Something you’ve cooked reasonably well time and again just doesn’t turn out right sometimes.

Some fiascos are no surprise to me: rolling pooris, frying them — both efforts are bound to fail. I cannot get them round and of an even thickness and when I occasionally do, I can’t fry them to puff up satisfyingly into weightless golden air-balls. They’re flat, blistered and leaden with oil. But this doesn’t bother me — I expect no better. I’ve watched other experts make them, had other experts watch me make them, and there seems to be no solution. Fortunately I’ve only ever tried making them for family so no one is disappointed and I’m not embarrassed.
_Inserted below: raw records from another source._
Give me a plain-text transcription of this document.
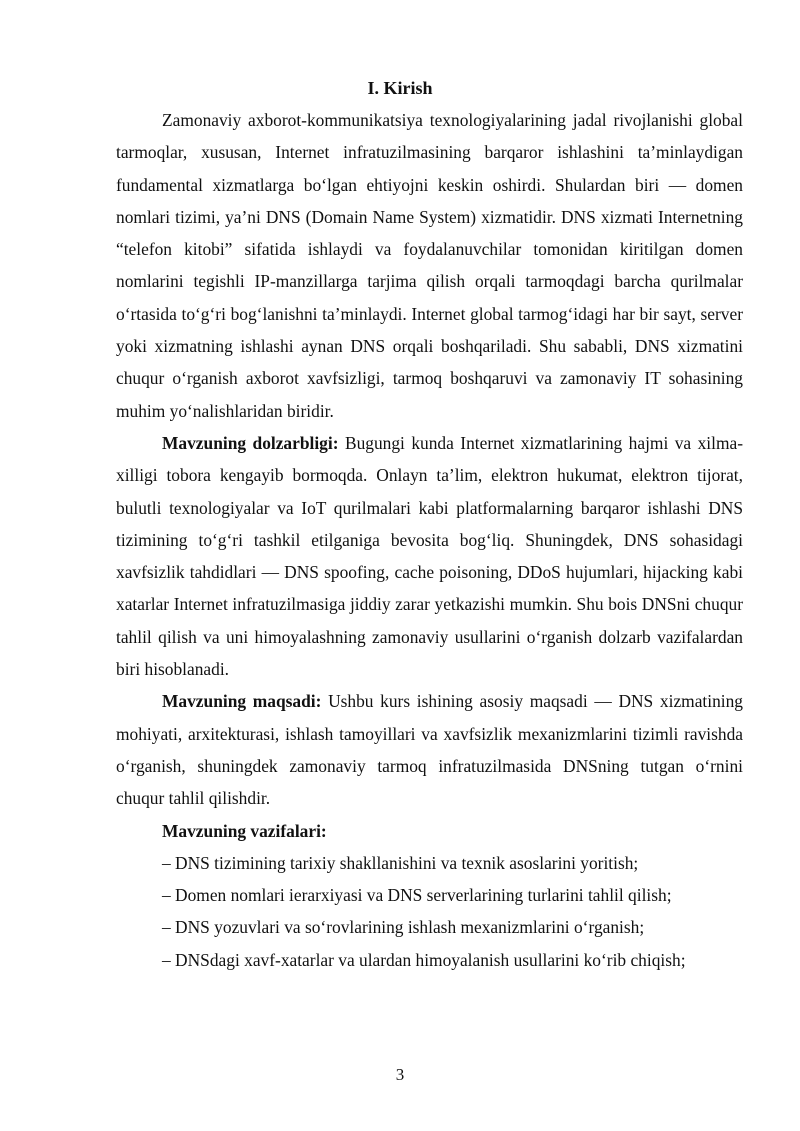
I. Kirish

Zamonaviy axborot-kommunikatsiya texnologiyalarining jadal rivojlanishi global tarmoqlar, xususan, Internet infratuzilmasining barqaror ishlashini ta’minlaydigan fundamental xizmatlarga bo‘lgan ehtiyojni keskin oshirdi. Shulardan biri — domen nomlari tizimi, ya’ni DNS (Domain Name System) xizmatidir. DNS xizmati Internetning “telefon kitobi” sifatida ishlaydi va foydalanuvchilar tomonidan kiritilgan domen nomlarini tegishli IP-manzillarga tarjima qilish orqali tarmoqdagi barcha qurilmalar o‘rtasida to‘g‘ri bog‘lanishni ta’minlaydi. Internet global tarmog‘idagi har bir sayt, server yoki xizmatning ishlashi aynan DNS orqali boshqariladi. Shu sababli, DNS xizmatini chuqur o‘rganish axborot xavfsizligi, tarmoq boshqaruvi va zamonaviy IT sohasining muhim yo‘nalishlaridan biridir.

Mavzuning dolzarbligi: Bugungi kunda Internet xizmatlarining hajmi va xilma-xilligi tobora kengayib bormoqda. Onlayn ta’lim, elektron hukumat, elektron tijorat, bulutli texnologiyalar va IoT qurilmalari kabi platformalarning barqaror ishlashi DNS tizimining to‘g‘ri tashkil etilganiga bevosita bog‘liq. Shuningdek, DNS sohasidagi xavfsizlik tahdidlari — DNS spoofing, cache poisoning, DDoS hujumlari, hijacking kabi xatarlar Internet infratuzilmasiga jiddiy zarar yetkazishi mumkin. Shu bois DNSni chuqur tahlil qilish va uni himoyalashning zamonaviy usullarini o‘rganish dolzarb vazifalardan biri hisoblanadi.

Mavzuning maqsadi: Ushbu kurs ishining asosiy maqsadi — DNS xizmatining mohiyati, arxitekturasi, ishlash tamoyillari va xavfsizlik mexanizmlarini tizimli ravishda o‘rganish, shuningdek zamonaviy tarmoq infratuzilmasida DNSning tutgan o‘rnini chuqur tahlil qilishdir.

Mavzuning vazifalari:

– DNS tizimining tarixiy shakllanishini va texnik asoslarini yoritish;

– Domen nomlari ierarxiyasi va DNS serverlarining turlarini tahlil qilish;

– DNS yozuvlari va so‘rovlarining ishlash mexanizmlarini o‘rganish;

– DNSdagi xavf-xatarlar va ulardan himoyalanish usullarini ko‘rib chiqish;

3
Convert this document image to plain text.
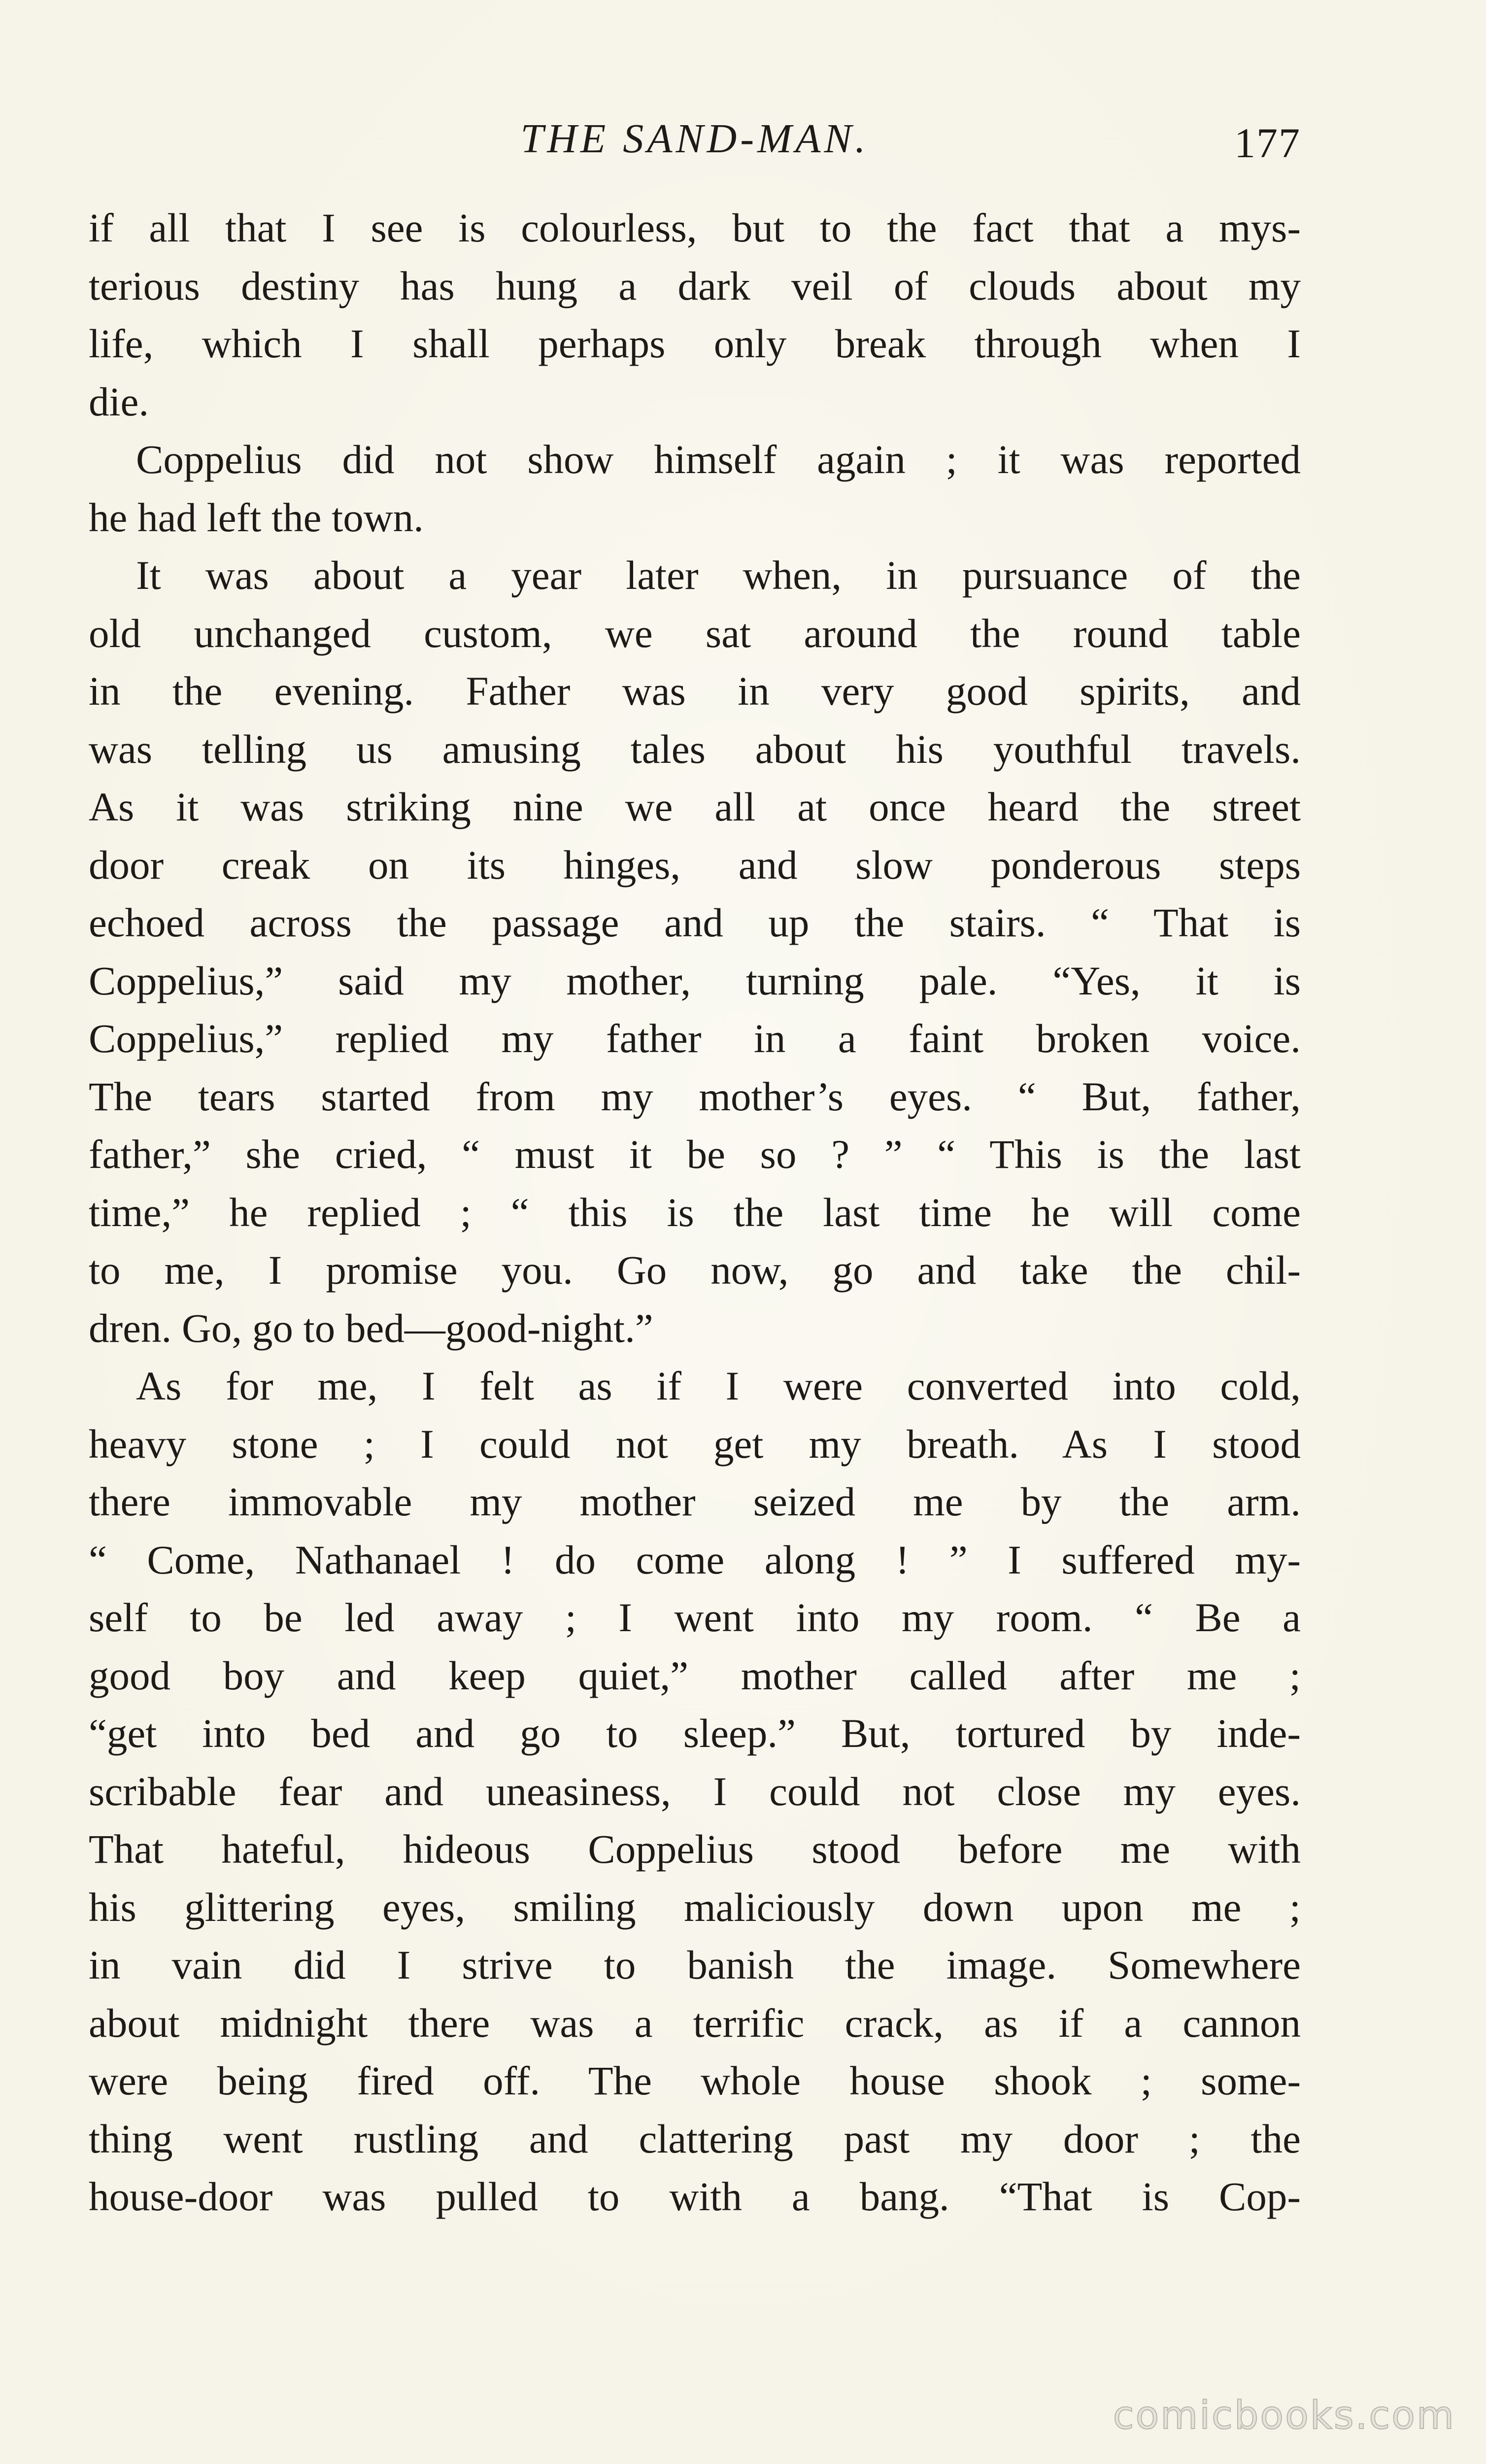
THE SAND-MAN.	177
if all that I see is colourless, but to the fact that a mys-
terious destiny has hung a dark veil of clouds about my
life, which I shall perhaps only break through when I
die.
Coppelius did not show himself again ; it was reported
he had left the town.
It was about a year later when, in pursuance of the
old unchanged custom, we sat around the round table
in the evening. Father was in very good spirits, and
was telling us amusing tales about his youthful travels.
As it was striking nine we all at once heard the street
door creak on its hinges, and slow ponderous steps
echoed across the passage and up the stairs. “ That is
Coppelius,” said my mother, turning pale. “Yes, it is
Coppelius,” replied my father in a faint broken voice.
The tears started from my mother’s eyes. “ But, father,
father,” she cried, “ must it be so ? ” “ This is the last
time,” he replied ; “ this is the last time he will come
to me, I promise you. Go now, go and take the chil-
dren. Go, go to bed—good-night.”
As for me, I felt as if I were converted into cold,
heavy stone ; I could not get my breath. As I stood
there immovable my mother seized me by the arm.
“ Come, Nathanael ! do come along ! ” I suffered my-
self to be led away ; I went into my room. “ Be a
good boy and keep quiet,” mother called after me ;
“get into bed and go to sleep.” But, tortured by inde-
scribable fear and uneasiness, I could not close my eyes.
That hateful, hideous Coppelius stood before me with
his glittering eyes, smiling maliciously down upon me ;
in vain did I strive to banish the image. Somewhere
about midnight there was a terrific crack, as if a cannon
were being fired off. The whole house shook ; some-
thing went rustling and clattering past my door ; the
house-door was pulled to with a bang. “That is Cop-
comicbooks.com
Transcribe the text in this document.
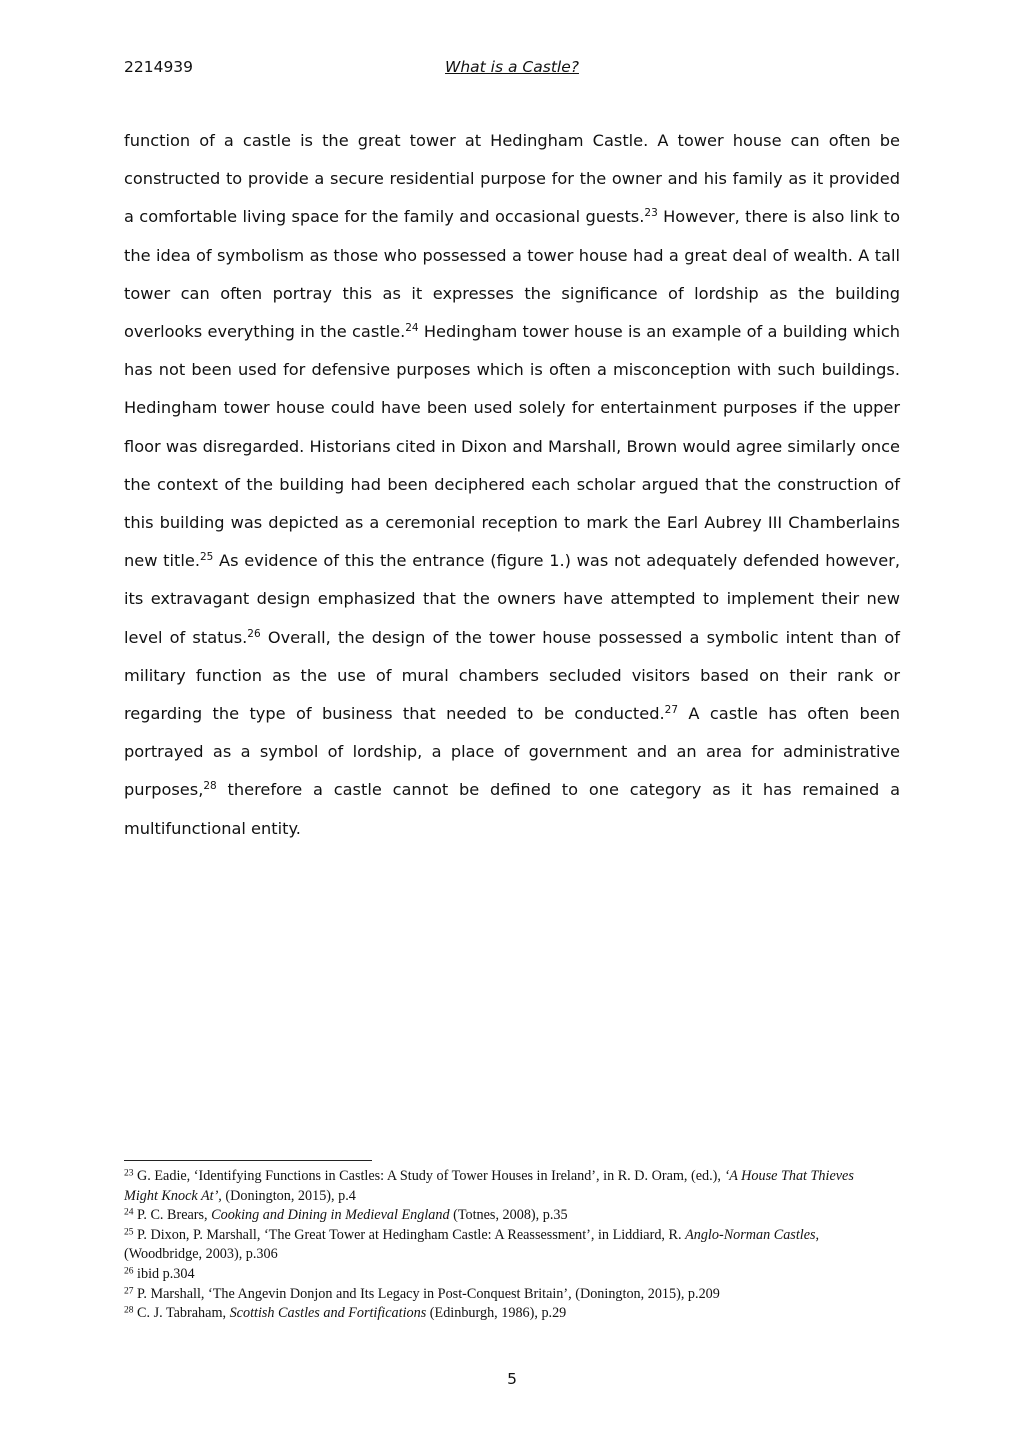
2214939	What is a Castle?

function of a castle is the great tower at Hedingham Castle. A tower house can often be constructed to provide a secure residential purpose for the owner and his family as it provided a comfortable living space for the family and occasional guests.$^{23}$ However, there is also link to the idea of symbolism as those who possessed a tower house had a great deal of wealth. A tall tower can often portray this as it expresses the significance of lordship as the building overlooks everything in the castle.$^{24}$ Hedingham tower house is an example of a building which has not been used for defensive purposes which is often a misconception with such buildings. Hedingham tower house could have been used solely for entertainment purposes if the upper floor was disregarded. Historians cited in Dixon and Marshall, Brown would agree similarly once the context of the building had been deciphered each scholar argued that the construction of this building was depicted as a ceremonial reception to mark the Earl Aubrey III Chamberlains new title.$^{25}$ As evidence of this the entrance (figure 1.) was not adequately defended however, its extravagant design emphasized that the owners have attempted to implement their new level of status.$^{26}$ Overall, the design of the tower house possessed a symbolic intent than of military function as the use of mural chambers secluded visitors based on their rank or regarding the type of business that needed to be conducted.$^{27}$ A castle has often been portrayed as a symbol of lordship, a place of government and an area for administrative purposes,$^{28}$ therefore a castle cannot be defined to one category as it has remained a multifunctional entity.

$^{23}$ G. Eadie, ‘Identifying Functions in Castles: A Study of Tower Houses in Ireland’, in R. D. Oram, (ed.), ‘A House That Thieves Might Knock At’, (Donington, 2015), p.4

$^{24}$ P. C. Brears, Cooking and Dining in Medieval England (Totnes, 2008), p.35

$^{25}$ P. Dixon, P. Marshall, ‘The Great Tower at Hedingham Castle: A Reassessment’, in Liddiard, R. Anglo-Norman Castles, (Woodbridge, 2003), p.306

$^{26}$ ibid p.304

$^{27}$ P. Marshall, ‘The Angevin Donjon and Its Legacy in Post-Conquest Britain’, (Donington, 2015), p.209

$^{28}$ C. J. Tabraham, Scottish Castles and Fortifications (Edinburgh, 1986), p.29

5
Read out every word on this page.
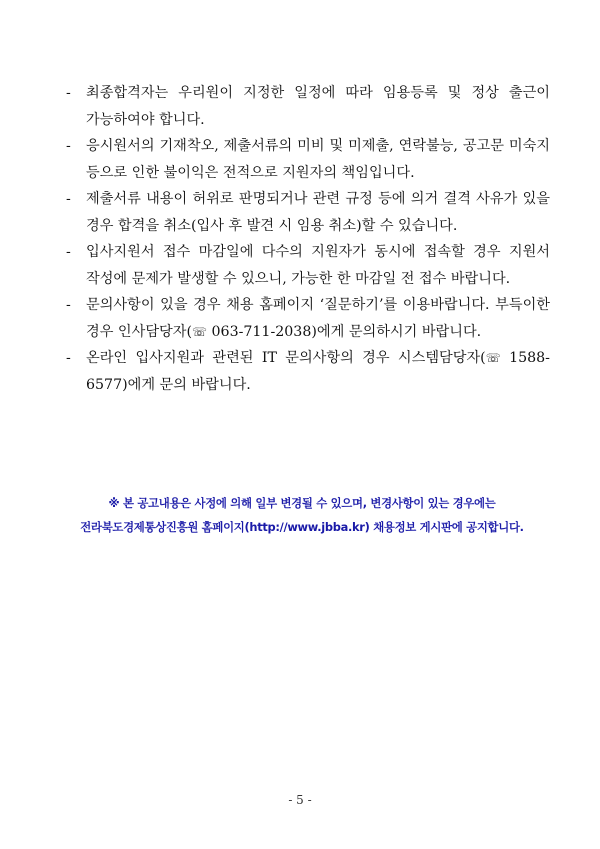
- 최종합격자는 우리원이 지정한 일정에 따라 임용등록 및 정상 출근이 가능하여야 합니다.
- 응시원서의 기재착오, 제출서류의 미비 및 미제출, 연락불능, 공고문 미숙지 등으로 인한 불이익은 전적으로 지원자의 책임입니다.
- 제출서류 내용이 허위로 판명되거나 관련 규정 등에 의거 결격 사유가 있을 경우 합격을 취소(입사 후 발견 시 임용 취소)할 수 있습니다.
- 입사지원서 접수 마감일에 다수의 지원자가 동시에 접속할 경우 지원서 작성에 문제가 발생할 수 있으니, 가능한 한 마감일 전 접수 바랍니다.
- 문의사항이 있을 경우 채용 홈페이지 ‘질문하기’를 이용바랍니다. 부득이한 경우 인사담당자(☏ 063-711-2038)에게 문의하시기 바랍니다.
- 온라인 입사지원과 관련된 IT 문의사항의 경우 시스템담당자(☏ 1588-6577)에게 문의 바랍니다.
※ 본 공고내용은 사정에 의해 일부 변경될 수 있으며, 변경사항이 있는 경우에는
전라북도경제통상진흥원 홈페이지(http://www.jbba.kr) 채용정보 게시판에 공지합니다.
- 5 -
But there is food I’ve cooked reasonably well time and again, and one fine day it just doesn’t turn out right. Once my father was visiting town and arrived in time for an afternoon nap. I came home and made tea, smug that I had made chocolate cupcakes the previous day. They were a bit small, but at least they were there because he loves something sweet with his tea. For years my mother had baked twice a week to have large boxes — first brass, then plastic — always full of cookies and cake. This was a recipe I’d watched her make and then gone on to do it myself when I had an oven of my own. So I poured his tea, milk-in-first, and he stirred the sugar, took a sip and a bite of cake. Silence. No comment, compliment, sigh of satisfaction. He ate the entire cupcake, washing each bite down with a mouthful of tea. I asked how it was and he said politely, “Hmm, fine.” By then the children had appeared and started eating and I picked up one so that we all had our first bite at the same time. It was small, dark, dense, slightly salty and very bitter. There was no sugar at all. Never have I eaten anything so vile nor felt so foolish. We taxed him with being phoney so he grinned and said, “Yes, it could have done with some sugar, but it’s ok I’d sweetened my tea.” The cake had decent ingredients: fine cocoa, good butter, finely sifted flour and all the rest, but it tasted and felt wrong not only because it lacked sweetness but because sugar would have given it lightness as well. I realised then that sugar when it’s whipped gains air and traps it, which is probably why we used to beat sugar and coffee powder with a drop of water to make fake “espresso” back in college. The original recipe is faultless: it’s no one’s fault but my own if I omit crucial ingredients. Had I skipped the vanilla, merely the flavour would have been different; at least the cake would have felt and tasted like one.

vasundharachauhan9@gmail.com

CHOCOLATE CUPCAKES

Makes 16 (21/2-inch) cupcakes or 12 (3-inch) cupcakes

1 cup sifted all-purpose flour

1/4 cup sifted unsweetened cocoa

3/4 cup sugar

3/4 tsp baking soda

1 tsp salt

1/3 cup butter

1/2 cup buttermilk or sour milk*

1 tsp vanilla extract

1 egg

Preheat oven to 190 C (375 F). Grease and flour bottoms of 16 (21/2-inch) cupcake cups or 12 (3-inch) cupcake cups; or place paper liners in cupcake cups. In large bowl, sift flour with cocoa, sugar, soda and salt. Add butter, buttermilk and vanilla. Using portable electric mixer at low speed, beat 30 seconds, scraping side of bowl with rubber scraper. At medium speed, beat two minutes. Add egg: continue beating one minute longer. Spoon batter evenly into prepared cupcake cups, filling about half full. Bake about 20 minutes, or until surface springs back when gently pressed with fingertip. Remove to wire rack and cool thoroughly. Frost if desired.

To sour milk: Place 11/2 tsp vinegar or lemon juice in measuring cup. Add milk to measure 1/2 cup. Let stand a few minutes before using.

VANILLA BUTTER-CREAM FROSTING

1/3 cup soft butter

31/2 cups sifted confectioners’ sugar

3 to 4 tbsp light cream

11/2 tsp vanilla extract

In medium bowl, with portable electric mixer at medium speed (or wooden spoon), beat butter with sugar, 3 tbsp cream and vanilla till smooth and fluffy. If frosting seems too thick to spread, gradually beat in a little more cream.